To maximize your returns, you will want the SGD to depreciate against the MYR over time. Preferably by the time you sell off your apartment in Malaysia.
And since the Singapore dollar is managed by MAS, currency exchange rate movements are really something that nobody can really predict
Over the last 10 years, MYR has been slowly depreciating against the SGD. This will be good news for those who are looking to buy. But is bad news for those who are looking to sell.
If this trend continues, your only source of getting your money back is through rental. And the demand for rental properties heavily depends on the success of the Iskandar project itself.
3) Political risks
Political risks is a key consideration for an international investor.
In the Malaysian general election of 2008, UMNO the ruling political party garnered just a little over 50% of the popular votes.
Should a new government come into power, a different direction might be set for Iskandar. This is something you can do nothing about.
And it can be rosy now with the door wide open ever so inviting for foreign buyers.
But don’t forget that we live in a dynamic world. New barriers could pop up anytime that affects your entry or exit strategy.
With the area already becoming a foreigners hotspot, the authorities could be pressured to take action by implementing market measures to appease or benefit the local community.
4) Unproven rental market.
If you are diving into Iskandar with a view for the long term, you have to admit that there is no other choice.
Iskandar and Danga Bay is not Kuala Lumpur. It is a fairly new development.
There are long term plans in place for it to be successful. But you cannot expect to buy your apartment penthouse and rent it out immediately at $5000.
If it indeed develops into a huge commercial hub, rental demand will be good.

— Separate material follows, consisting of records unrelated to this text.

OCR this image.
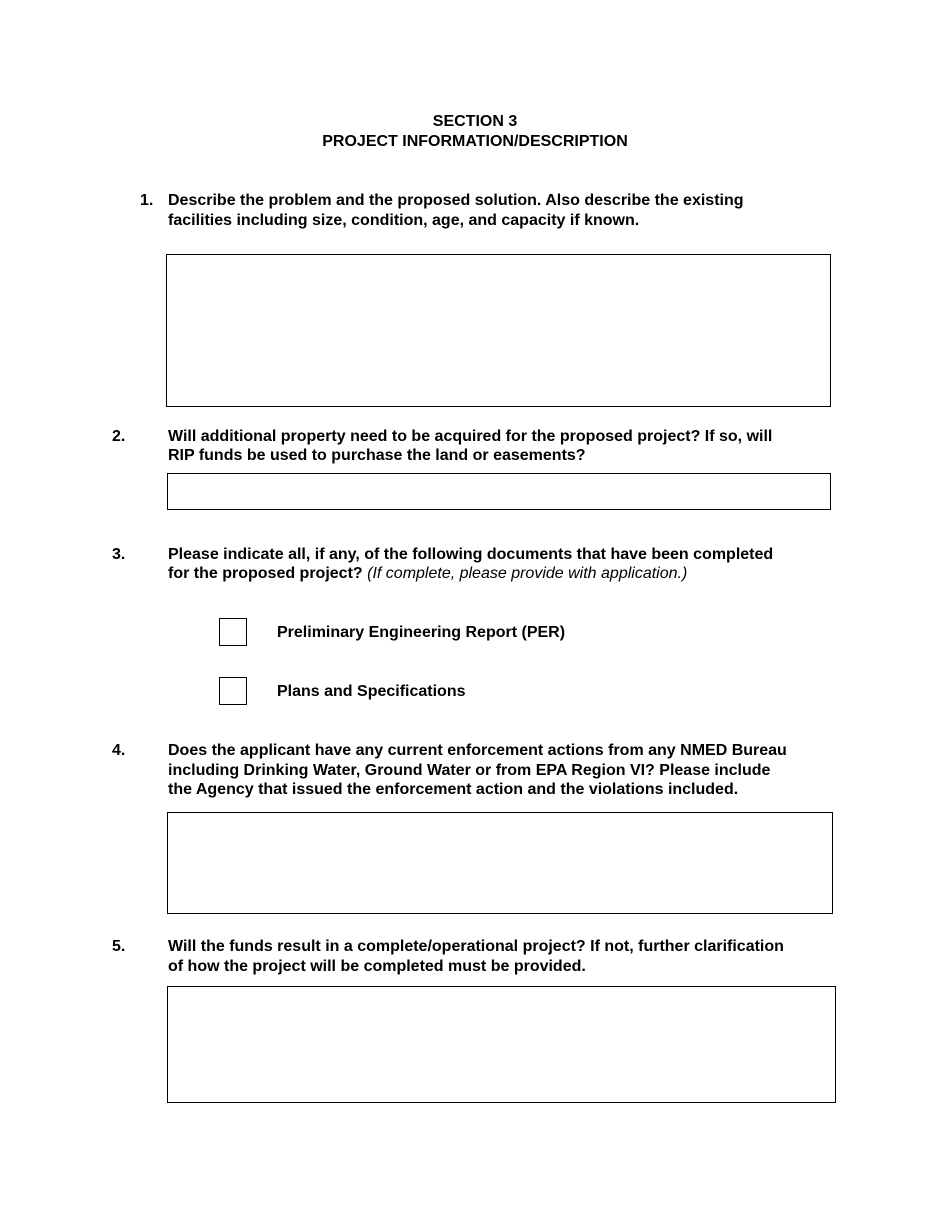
SECTION 3
PROJECT INFORMATION/DESCRIPTION
1. Describe the problem and the proposed solution. Also describe the existing
facilities including size, condition, age, and capacity if known.
2.	Will additional property need to be acquired for the proposed project? If so, will
RIP funds be used to purchase the land or easements?
3.	Please indicate all, if any, of the following documents that have been completed
for the proposed project? (If complete, please provide with application.)
Preliminary Engineering Report (PER)
Plans and Specifications
4.	Does the applicant have any current enforcement actions from any NMED Bureau
including Drinking Water, Ground Water or from EPA Region VI? Please include
the Agency that issued the enforcement action and the violations included.
5.	Will the funds result in a complete/operational project? If not, further clarification
of how the project will be completed must be provided.
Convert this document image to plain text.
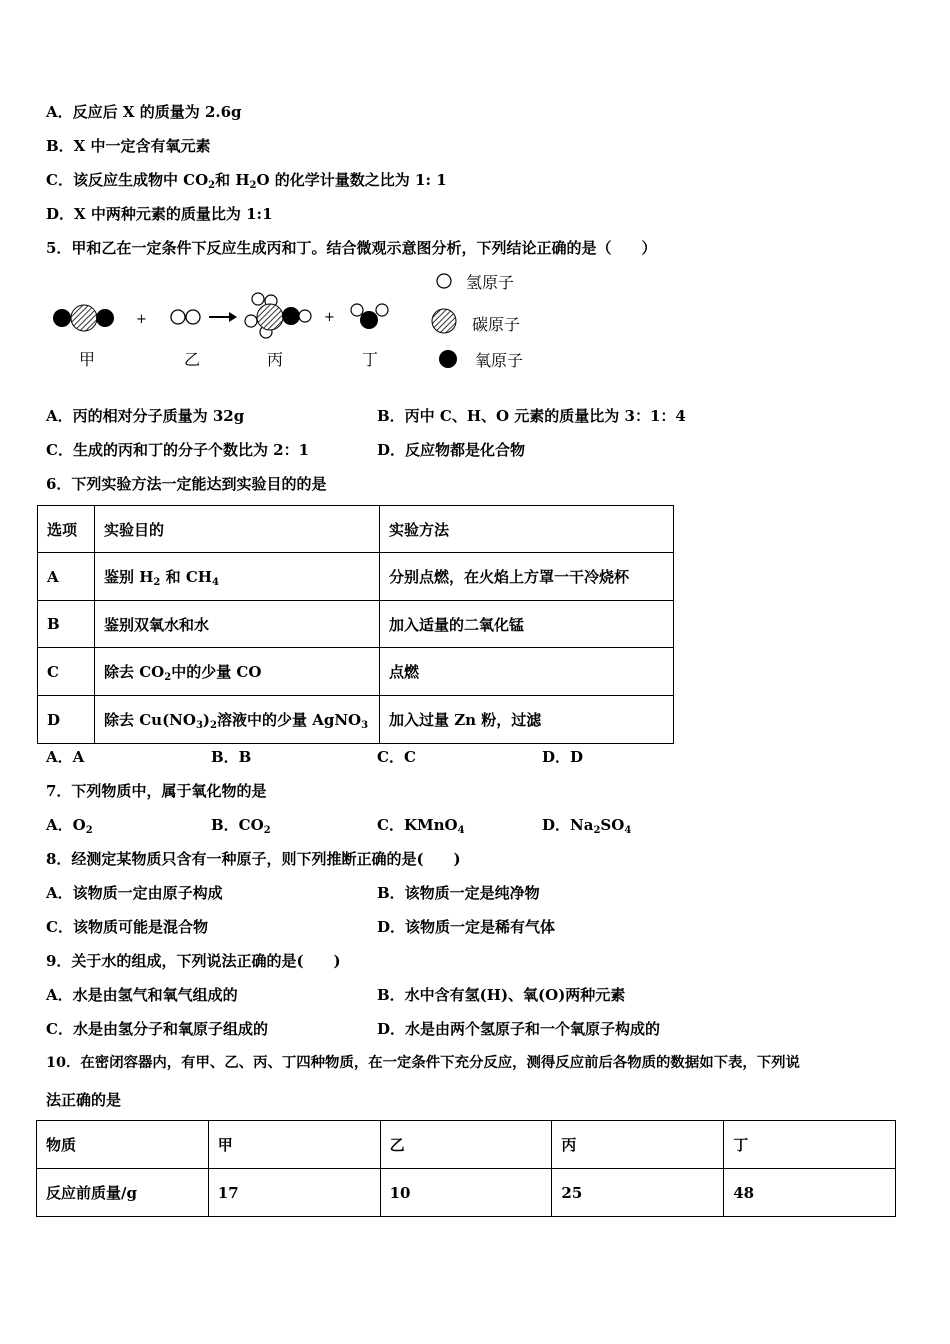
A．反应后 X 的质量为 2.6g
B．X 中一定含有氧元素
C．该反应生成物中 $CO_2$和 $H_2O$ 的化学计量数之比为 1: 1
D．X 中两种元素的质量比为 1:1
5．甲和乙在一定条件下反应生成丙和丁。结合微观示意图分析，下列结论正确的是（　　）
+	+
氢原子
碳原子
氧原子
甲	乙	丙	丁
A．丙的相对分子质量为 32g	B．丙中 C、H、O 元素的质量比为 3：1：4
C．生成的丙和丁的分子个数比为 2：1	D．反应物都是化合物
6．下列实验方法一定能达到实验目的的是
选项	实验目的	实验方法
A	鉴别 $H_2$ 和 $CH_4$	分别点燃，在火焰上方罩一干冷烧杯
B	鉴别双氧水和水	加入适量的二氧化锰
C	除去 $CO_2$中的少量 CO	点燃
D	除去 $Cu(NO_3)_2$溶液中的少量 AgNO$_3$	加入过量 Zn 粉，过滤
A．A	B．B	C．C	D．D
7．下列物质中，属于氧化物的是
A．$O_2$	B．$CO_2$	C．KMnO$_4$	D．$Na_2SO_4$
8．经测定某物质只含有一种原子，则下列推断正确的是(　　)
A．该物质一定由原子构成	B．该物质一定是纯净物
C．该物质可能是混合物	D．该物质一定是稀有气体
9．关于水的组成，下列说法正确的是(　　)
A．水是由氢气和氧气组成的	B．水中含有氢(H)、氧(O)两种元素
C．水是由氢分子和氧原子组成的	D．水是由两个氢原子和一个氧原子构成的
10．在密闭容器内，有甲、乙、丙、丁四种物质，在一定条件下充分反应，测得反应前后各物质的数据如下表，下列说
法正确的是
物质	甲	乙	丙	丁
反应前质量/g	17	10	25	48
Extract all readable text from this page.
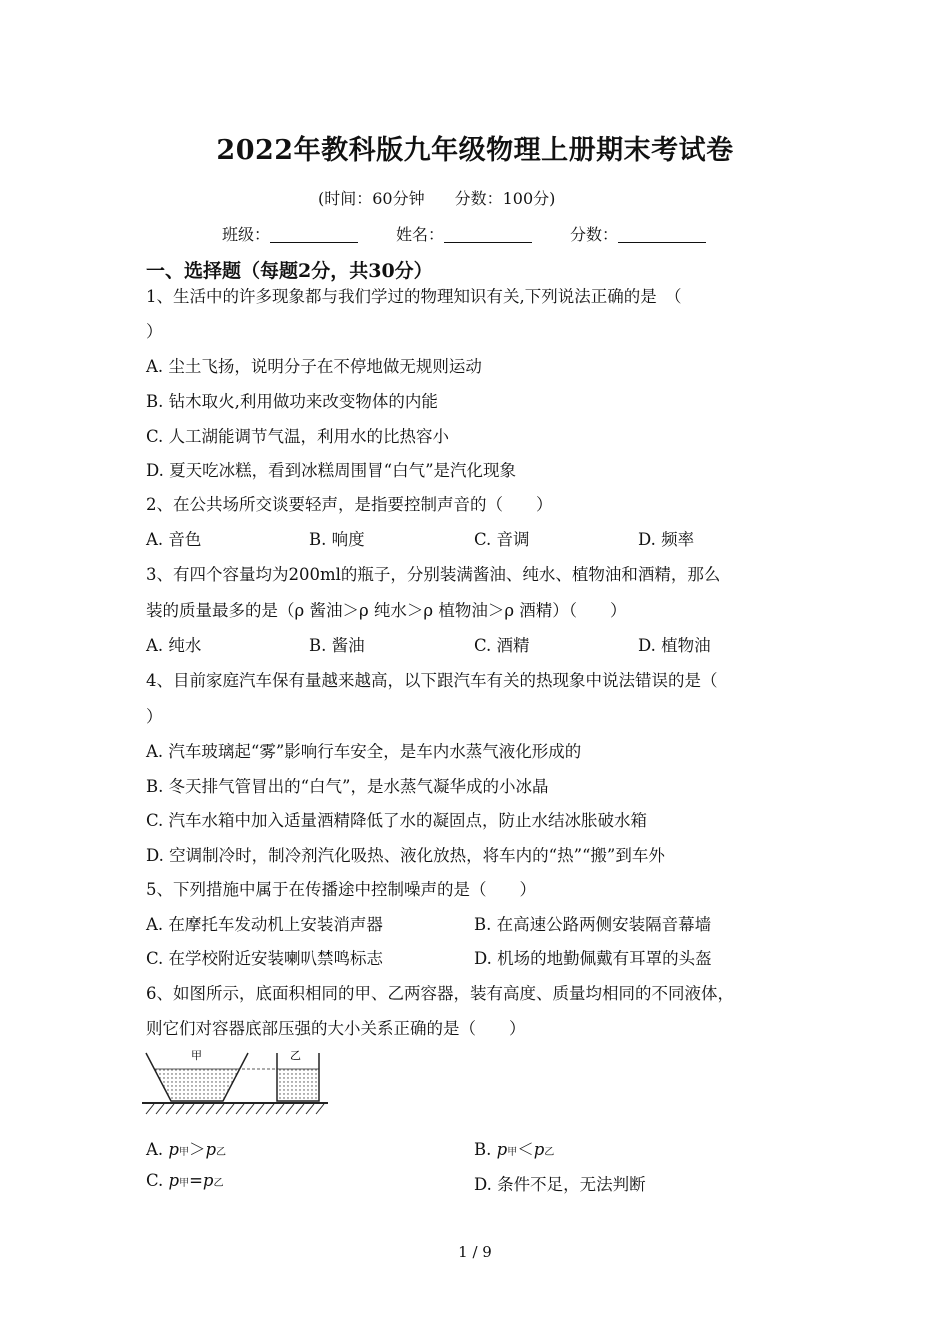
2022年教科版九年级物理上册期末考试卷
(时间：60分钟 分数：100分)
班级：	姓名：	分数：
一、选择题（每题2分，共30分）
1、生活中的许多现象都与我们学过的物理知识有关,下列说法正确的是　（
）
A. 尘土飞扬，说明分子在不停地做无规则运动
B. 钻木取火,利用做功来改变物体的内能
C. 人工湖能调节气温，利用水的比热容小
D. 夏天吃冰糕，看到冰糕周围冒“白气”是汽化现象
2、在公共场所交谈要轻声，是指要控制声音的（　　）
A. 音色	B. 响度	C. 音调	D. 频率
3、有四个容量均为200ml的瓶子，分别装满酱油、纯水、植物油和酒精，那么
装的质量最多的是（ρ 酱油＞ρ 纯水＞ρ 植物油＞ρ 酒精）（　　）
A. 纯水	B. 酱油	C. 酒精	D. 植物油
4、目前家庭汽车保有量越来越高，以下跟汽车有关的热现象中说法错误的是（
）
A. 汽车玻璃起“雾”影响行车安全，是车内水蒸气液化形成的
B. 冬天排气管冒出的“白气”，是水蒸气凝华成的小冰晶
C. 汽车水箱中加入适量酒精降低了水的凝固点，防止水结冰胀破水箱
D. 空调制冷时，制冷剂汽化吸热、液化放热，将车内的“热”“搬”到车外
5、下列措施中属于在传播途中控制噪声的是（　　）
A. 在摩托车发动机上安装消声器	B. 在高速公路两侧安装隔音幕墙
C. 在学校附近安装喇叭禁鸣标志	D. 机场的地勤佩戴有耳罩的头盔
6、如图所示，底面积相同的甲、乙两容器，装有高度、质量均相同的不同液体，
则它们对容器底部压强的大小关系正确的是（　　）
甲	乙
A. p甲＞p乙	B. p甲＜p乙
C. p甲=p乙	D. 条件不足，无法判断
1 / 9
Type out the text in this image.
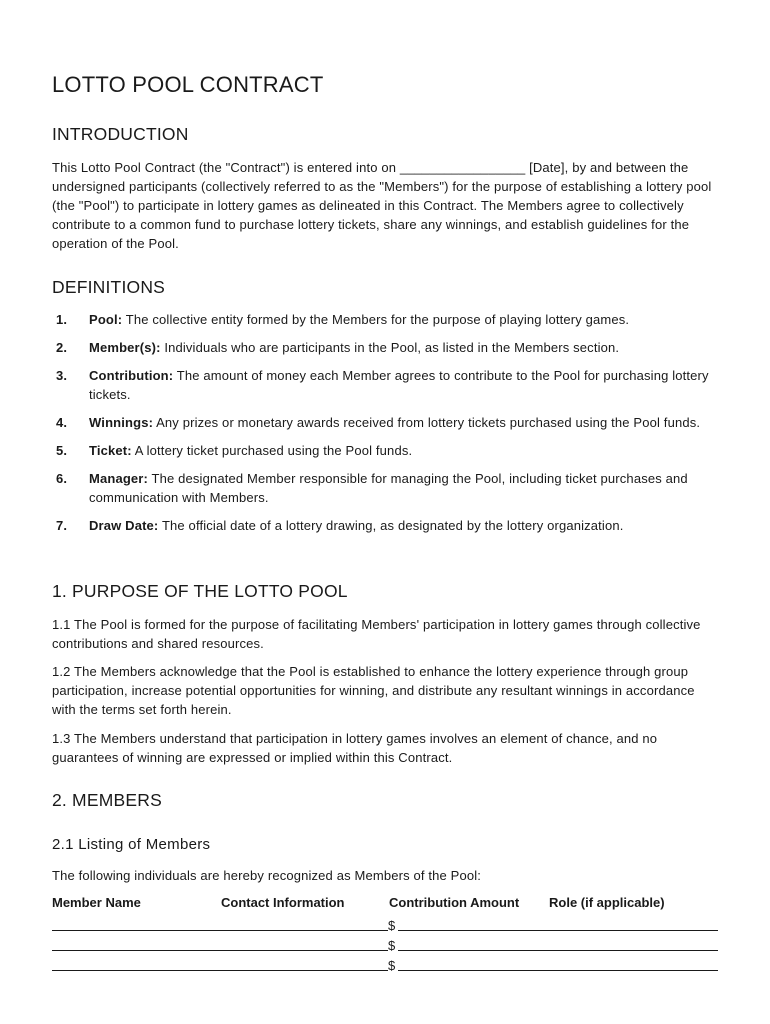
LOTTO POOL CONTRACT
INTRODUCTION

This Lotto Pool Contract (the "Contract") is entered into on _________________ [Date], by and between the undersigned participants (collectively referred to as the "Members") for the purpose of establishing a lottery pool (the "Pool") to participate in lottery games as delineated in this Contract. The Members agree to collectively contribute to a common fund to purchase lottery tickets, share any winnings, and establish guidelines for the operation of the Pool.

DEFINITIONS
1. Pool: The collective entity formed by the Members for the purpose of playing lottery games.
2. Member(s): Individuals who are participants in the Pool, as listed in the Members section.
3. Contribution: The amount of money each Member agrees to contribute to the Pool for purchasing lottery tickets.
4. Winnings: Any prizes or monetary awards received from lottery tickets purchased using the Pool funds.
5. Ticket: A lottery ticket purchased using the Pool funds.
6. Manager: The designated Member responsible for managing the Pool, including ticket purchases and communication with Members.
7. Draw Date: The official date of a lottery drawing, as designated by the lottery organization.
1. PURPOSE OF THE LOTTO POOL

1.1 The Pool is formed for the purpose of facilitating Members' participation in lottery games through collective contributions and shared resources.

1.2 The Members acknowledge that the Pool is established to enhance the lottery experience through group participation, increase potential opportunities for winning, and distribute any resultant winnings in accordance with the terms set forth herein.

1.3 The Members understand that participation in lottery games involves an element of chance, and no guarantees of winning are expressed or implied within this Contract.

2. MEMBERS
2.1 Listing of Members

The following individuals are hereby recognized as Members of the Pool:

Member Name	Contact Information	Contribution Amount Role (if applicable)
$
$
$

But there really is no telling how it may turn out. During the initial years you have to be prepared to rent out your apartments at a low price or even leave it vacant.
There are no historical rental data to analyze. So the return on rental is like dipping your hand in the cookie jar and find out what you get.
With such a huge supply of apartments in the area, you could be looking at a lot of competition for tenants.
Despite elaborating on the risks of investing in a property in Iskandar, you have to realise that these risks are applicable to all international real estate investments.
I am personally looking at units in Danga Bay as well. It is a way to diversify my investment portfolio.
The biggest mistake that investors of overseas properties make is that they assume that overseas property environments are just as robust as that in Singapore.
And that properties are the crown jewel of investments just like in Singapore.
If there is one point that you must process in your mind, it is that this is not so.
It is just an illusion in your mind.
There are enough reports all over the world of how real estate markets are suffering.
The mindset of “This is not going to happen so close to home” is very naive. Do your own research before taking the plunge.
Lynda Loo is a Director for a Logistics company for over 20 years. She spends her free time looking at more properties to invest her excess cash in.